Transferred Assets definition

Transferred Assets means the assets, rights and properties of the Sellers that the Purchasers shall acquire as of the Closing.
Transferred Assets has the meaning set forth in Section 2.1.
Transferred Assets means (a) the Purchased Assets, (b) all of the Seller’s rights under the Purchase Agreement, including the rights to enforce the repurchase obligations of Santander Consumer for breaches of the representations and warranties of Santander Consumer set forth in Schedule II to the Purchase Agreement and (c) all proceeds of the foregoing.

Examples of Transferred Assets in a sentence

  • There is no written claim, audit, examination, or other proceeding pending or, to the Knowledge of the Seller Parties, threatened in writing by any Governmental Authority with respect to any material amount of Taxes of the Seller Parties relating to the Transferred Assets.

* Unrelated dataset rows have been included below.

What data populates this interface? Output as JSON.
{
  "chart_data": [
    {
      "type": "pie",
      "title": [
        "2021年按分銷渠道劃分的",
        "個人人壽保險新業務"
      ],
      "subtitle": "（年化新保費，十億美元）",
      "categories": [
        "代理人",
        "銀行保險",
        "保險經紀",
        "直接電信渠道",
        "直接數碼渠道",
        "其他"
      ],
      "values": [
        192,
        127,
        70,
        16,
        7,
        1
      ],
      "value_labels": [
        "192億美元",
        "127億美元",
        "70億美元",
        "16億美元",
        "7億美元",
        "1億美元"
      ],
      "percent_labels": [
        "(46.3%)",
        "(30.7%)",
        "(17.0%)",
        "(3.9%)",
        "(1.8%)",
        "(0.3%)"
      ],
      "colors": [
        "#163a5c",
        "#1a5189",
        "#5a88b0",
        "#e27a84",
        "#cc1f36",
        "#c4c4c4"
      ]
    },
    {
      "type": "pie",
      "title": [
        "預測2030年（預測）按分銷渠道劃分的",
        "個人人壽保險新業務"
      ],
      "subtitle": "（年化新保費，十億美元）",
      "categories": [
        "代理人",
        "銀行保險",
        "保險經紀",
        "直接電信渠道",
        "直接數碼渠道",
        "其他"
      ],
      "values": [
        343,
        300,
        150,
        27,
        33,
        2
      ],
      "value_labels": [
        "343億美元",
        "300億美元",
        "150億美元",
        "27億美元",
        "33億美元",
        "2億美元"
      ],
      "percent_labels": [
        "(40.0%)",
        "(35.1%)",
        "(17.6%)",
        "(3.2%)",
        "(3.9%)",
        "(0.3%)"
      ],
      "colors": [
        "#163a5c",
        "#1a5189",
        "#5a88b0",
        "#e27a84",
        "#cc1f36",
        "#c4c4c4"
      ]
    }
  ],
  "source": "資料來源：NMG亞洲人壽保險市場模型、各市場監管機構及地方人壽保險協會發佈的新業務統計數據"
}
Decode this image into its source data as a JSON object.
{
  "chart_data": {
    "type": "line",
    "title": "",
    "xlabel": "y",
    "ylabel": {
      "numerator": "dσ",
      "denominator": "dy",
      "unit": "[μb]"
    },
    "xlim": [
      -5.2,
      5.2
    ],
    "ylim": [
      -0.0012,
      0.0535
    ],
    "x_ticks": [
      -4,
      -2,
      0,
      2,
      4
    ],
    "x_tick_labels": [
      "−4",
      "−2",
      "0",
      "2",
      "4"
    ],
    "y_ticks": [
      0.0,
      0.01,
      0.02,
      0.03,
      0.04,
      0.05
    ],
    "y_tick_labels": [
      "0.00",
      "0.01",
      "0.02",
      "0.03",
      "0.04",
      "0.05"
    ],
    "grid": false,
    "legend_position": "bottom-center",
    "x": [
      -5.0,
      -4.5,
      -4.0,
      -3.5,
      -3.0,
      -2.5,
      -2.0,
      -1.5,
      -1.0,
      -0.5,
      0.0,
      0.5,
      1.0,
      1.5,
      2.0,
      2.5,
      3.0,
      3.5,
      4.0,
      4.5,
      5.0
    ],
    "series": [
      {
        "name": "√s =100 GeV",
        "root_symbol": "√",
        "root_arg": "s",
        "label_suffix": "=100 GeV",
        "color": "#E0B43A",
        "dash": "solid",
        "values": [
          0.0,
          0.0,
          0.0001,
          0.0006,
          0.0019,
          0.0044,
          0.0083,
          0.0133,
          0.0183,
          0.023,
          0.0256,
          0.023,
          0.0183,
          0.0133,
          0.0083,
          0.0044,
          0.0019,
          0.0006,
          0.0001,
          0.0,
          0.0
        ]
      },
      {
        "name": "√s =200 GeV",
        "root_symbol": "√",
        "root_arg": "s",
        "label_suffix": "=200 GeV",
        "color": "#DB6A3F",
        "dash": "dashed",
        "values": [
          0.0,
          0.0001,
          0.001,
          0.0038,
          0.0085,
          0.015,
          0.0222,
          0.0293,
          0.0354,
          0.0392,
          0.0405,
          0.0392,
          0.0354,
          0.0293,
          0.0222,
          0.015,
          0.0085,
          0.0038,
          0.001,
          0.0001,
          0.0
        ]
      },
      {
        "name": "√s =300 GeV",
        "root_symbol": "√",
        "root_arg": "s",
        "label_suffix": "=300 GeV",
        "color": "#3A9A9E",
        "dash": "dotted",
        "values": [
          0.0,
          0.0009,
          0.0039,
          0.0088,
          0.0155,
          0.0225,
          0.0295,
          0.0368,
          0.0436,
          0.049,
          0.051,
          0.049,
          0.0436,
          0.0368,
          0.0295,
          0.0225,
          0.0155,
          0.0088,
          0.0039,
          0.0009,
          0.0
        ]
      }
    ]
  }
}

  • There is no, and during the Lookback Period there has been no, complaint or any audit (aside from ordinary course internal or customer audits conducted by or for the Seller Parties), proceeding, investigation or claim pending against, the Seller Parties by any Person with respect to privacy, security, data protection, or the Processing of Business Data included within the Transferred Assets, except as would not, individually or in the aggregate, be expected to result in a Business Material Adverse Effect.

  • In addition, each Seller Party shall have the responsibility and obligation to respond to any inquiries or offers for a Competing Bid and perform any and all other acts related thereto which are required under the Bankruptcy Code, the Sale Order or other applicable Law, including supplying information relating to the Business and the Transferred Assets to prospective purchasers.

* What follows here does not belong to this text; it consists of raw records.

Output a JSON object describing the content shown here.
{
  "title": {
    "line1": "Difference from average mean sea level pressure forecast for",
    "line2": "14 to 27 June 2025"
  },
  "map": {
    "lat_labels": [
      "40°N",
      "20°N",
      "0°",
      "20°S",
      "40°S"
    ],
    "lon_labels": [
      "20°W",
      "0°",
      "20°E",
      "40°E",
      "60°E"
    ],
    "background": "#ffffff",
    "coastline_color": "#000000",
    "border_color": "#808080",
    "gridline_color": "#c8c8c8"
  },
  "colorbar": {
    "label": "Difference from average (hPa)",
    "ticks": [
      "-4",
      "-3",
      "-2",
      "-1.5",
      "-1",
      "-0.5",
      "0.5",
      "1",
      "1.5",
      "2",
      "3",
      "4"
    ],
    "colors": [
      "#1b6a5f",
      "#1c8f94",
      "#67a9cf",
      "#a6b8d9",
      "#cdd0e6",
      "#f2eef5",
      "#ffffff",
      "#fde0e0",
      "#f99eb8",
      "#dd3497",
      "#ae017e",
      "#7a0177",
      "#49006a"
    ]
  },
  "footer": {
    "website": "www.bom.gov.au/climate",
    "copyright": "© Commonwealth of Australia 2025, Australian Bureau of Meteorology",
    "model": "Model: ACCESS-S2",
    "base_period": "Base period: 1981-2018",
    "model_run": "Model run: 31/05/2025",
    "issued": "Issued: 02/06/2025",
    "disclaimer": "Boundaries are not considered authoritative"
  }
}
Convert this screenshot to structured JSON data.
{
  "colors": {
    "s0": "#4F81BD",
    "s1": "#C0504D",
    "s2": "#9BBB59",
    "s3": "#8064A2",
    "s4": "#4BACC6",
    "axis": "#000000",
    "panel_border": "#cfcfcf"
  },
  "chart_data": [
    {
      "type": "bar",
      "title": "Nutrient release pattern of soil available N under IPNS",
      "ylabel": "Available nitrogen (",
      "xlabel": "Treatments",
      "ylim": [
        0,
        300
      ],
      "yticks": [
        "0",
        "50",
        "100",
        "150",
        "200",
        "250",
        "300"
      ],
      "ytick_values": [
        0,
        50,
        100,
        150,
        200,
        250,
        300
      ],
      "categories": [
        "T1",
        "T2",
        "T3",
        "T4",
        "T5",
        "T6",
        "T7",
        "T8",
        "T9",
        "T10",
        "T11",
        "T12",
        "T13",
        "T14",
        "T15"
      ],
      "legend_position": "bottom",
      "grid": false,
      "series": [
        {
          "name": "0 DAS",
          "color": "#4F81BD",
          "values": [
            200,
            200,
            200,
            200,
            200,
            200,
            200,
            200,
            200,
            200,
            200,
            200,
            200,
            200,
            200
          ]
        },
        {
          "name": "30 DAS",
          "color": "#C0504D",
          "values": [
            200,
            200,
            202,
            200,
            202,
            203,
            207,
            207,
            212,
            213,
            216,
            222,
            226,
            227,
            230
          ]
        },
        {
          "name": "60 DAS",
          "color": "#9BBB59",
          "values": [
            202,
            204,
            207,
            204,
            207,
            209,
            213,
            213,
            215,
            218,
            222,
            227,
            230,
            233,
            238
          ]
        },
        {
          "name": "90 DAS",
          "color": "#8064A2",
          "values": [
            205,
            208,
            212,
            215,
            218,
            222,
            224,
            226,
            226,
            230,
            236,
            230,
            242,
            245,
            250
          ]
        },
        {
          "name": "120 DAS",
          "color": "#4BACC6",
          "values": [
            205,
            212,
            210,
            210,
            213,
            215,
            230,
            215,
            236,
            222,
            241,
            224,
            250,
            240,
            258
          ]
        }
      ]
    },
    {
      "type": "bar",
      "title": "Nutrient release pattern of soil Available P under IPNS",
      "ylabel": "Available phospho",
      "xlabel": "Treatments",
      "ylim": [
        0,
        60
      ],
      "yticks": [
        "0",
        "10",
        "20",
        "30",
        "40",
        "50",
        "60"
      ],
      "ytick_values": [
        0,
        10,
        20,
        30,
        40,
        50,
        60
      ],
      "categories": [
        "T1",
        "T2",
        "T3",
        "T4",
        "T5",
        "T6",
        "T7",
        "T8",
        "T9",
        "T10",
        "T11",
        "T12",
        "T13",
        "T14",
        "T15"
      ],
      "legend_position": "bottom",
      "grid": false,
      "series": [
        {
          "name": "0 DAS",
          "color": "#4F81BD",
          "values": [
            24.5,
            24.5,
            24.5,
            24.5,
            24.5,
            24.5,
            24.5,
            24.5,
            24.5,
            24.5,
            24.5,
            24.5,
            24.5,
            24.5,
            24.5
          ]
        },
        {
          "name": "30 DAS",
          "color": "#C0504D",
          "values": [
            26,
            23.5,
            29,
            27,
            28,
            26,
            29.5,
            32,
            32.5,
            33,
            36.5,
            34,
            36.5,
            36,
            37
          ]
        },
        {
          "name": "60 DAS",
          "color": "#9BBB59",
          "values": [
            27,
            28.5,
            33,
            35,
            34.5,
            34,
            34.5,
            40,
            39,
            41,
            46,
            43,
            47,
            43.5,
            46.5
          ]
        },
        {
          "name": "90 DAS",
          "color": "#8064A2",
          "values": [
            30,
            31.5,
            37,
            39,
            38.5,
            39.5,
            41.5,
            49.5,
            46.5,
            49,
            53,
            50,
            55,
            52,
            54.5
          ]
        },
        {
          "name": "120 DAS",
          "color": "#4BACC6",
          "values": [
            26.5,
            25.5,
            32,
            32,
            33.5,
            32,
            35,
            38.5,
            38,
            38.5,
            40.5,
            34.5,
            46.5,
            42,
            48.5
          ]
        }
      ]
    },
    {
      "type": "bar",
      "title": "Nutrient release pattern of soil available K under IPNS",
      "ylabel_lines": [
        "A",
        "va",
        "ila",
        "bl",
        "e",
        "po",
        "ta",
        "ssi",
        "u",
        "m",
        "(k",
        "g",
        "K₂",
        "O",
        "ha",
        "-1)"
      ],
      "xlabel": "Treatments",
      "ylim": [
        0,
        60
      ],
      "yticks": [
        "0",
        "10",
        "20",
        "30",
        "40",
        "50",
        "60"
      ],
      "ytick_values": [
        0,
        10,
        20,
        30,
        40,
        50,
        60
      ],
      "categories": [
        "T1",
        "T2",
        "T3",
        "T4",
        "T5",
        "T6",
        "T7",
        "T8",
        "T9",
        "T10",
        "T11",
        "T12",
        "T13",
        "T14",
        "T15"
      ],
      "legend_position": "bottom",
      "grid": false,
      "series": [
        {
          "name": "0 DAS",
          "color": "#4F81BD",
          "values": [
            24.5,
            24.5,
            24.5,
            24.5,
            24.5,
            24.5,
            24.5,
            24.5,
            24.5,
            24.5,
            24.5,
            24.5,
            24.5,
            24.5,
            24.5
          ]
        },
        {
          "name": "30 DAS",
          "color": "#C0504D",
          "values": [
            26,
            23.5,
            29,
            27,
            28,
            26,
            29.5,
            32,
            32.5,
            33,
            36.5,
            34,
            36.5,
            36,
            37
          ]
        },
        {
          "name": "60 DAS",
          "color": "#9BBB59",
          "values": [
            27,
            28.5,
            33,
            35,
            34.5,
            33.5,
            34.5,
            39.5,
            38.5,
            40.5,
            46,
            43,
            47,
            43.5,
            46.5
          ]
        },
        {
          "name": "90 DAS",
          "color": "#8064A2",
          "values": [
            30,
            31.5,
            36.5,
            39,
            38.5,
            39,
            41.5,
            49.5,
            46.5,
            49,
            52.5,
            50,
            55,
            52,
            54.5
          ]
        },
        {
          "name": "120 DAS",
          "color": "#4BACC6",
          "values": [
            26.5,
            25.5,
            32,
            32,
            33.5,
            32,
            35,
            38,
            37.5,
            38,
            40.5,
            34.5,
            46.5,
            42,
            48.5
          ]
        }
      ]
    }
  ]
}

  • The Seller acknowledges and agrees that by reason of its ownership of the Transferred Assets and involvement in the Business prior to the Closing, the Seller and the Business has acquired Confidential Information of the Business the disclosure of which could cause Buyer, the Business substantial loss and damages that could not be readily calculated and for which no remedy at law would be adequate.

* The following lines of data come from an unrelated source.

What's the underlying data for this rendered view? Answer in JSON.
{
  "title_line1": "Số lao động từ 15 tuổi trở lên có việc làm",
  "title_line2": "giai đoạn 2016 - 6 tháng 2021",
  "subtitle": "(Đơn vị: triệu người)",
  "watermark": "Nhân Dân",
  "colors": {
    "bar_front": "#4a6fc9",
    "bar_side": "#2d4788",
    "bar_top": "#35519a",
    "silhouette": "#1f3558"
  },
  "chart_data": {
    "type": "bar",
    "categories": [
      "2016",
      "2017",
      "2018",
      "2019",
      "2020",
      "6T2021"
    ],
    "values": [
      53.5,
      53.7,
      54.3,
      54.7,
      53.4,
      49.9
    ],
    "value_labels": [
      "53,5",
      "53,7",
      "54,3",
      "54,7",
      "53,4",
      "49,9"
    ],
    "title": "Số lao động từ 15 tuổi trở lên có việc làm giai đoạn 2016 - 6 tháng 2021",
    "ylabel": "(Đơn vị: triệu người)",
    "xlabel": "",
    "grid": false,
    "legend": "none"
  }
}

  • This Agreement is subject to approval by the Bankruptcy Court and the consideration by Seller of higher or better competing bids in respect of all or any part of the Transferred Assets (each, a “Competing Bid”), as determined in each Seller Party’s sole and exclusive discretion.


More Definitions of Transferred Assets

Transferred Assets shall have the meaning assigned to such term in Section 2.01.
Transferred Assets has the meaning assigned to such term in Section 6.03(i).
Transferred Assets. As defined in Section 2(a).
Transferred Assets means Seller’s and its Subsidiaries’ (including the Transferred Entities’) right, title and interest in the following property and assets, real, personal, mixed, tangible and intangible, of every kind and description, whether or not reflected on the books and records of Seller and its Subsidiaries and wherever located, in each case other than the Excluded Assets:
Transferred Assets shall have the meaning set forth in the definition of Permitted Receivables Financing.
Transferred Assets means, collectively, the Transferred Collateral Obligations and Related Security Conveyed by the Seller to the Purchaser hereunder.
Transferred Assets shall have the meaning specified in Section 2.1 of the Transfer Agreement.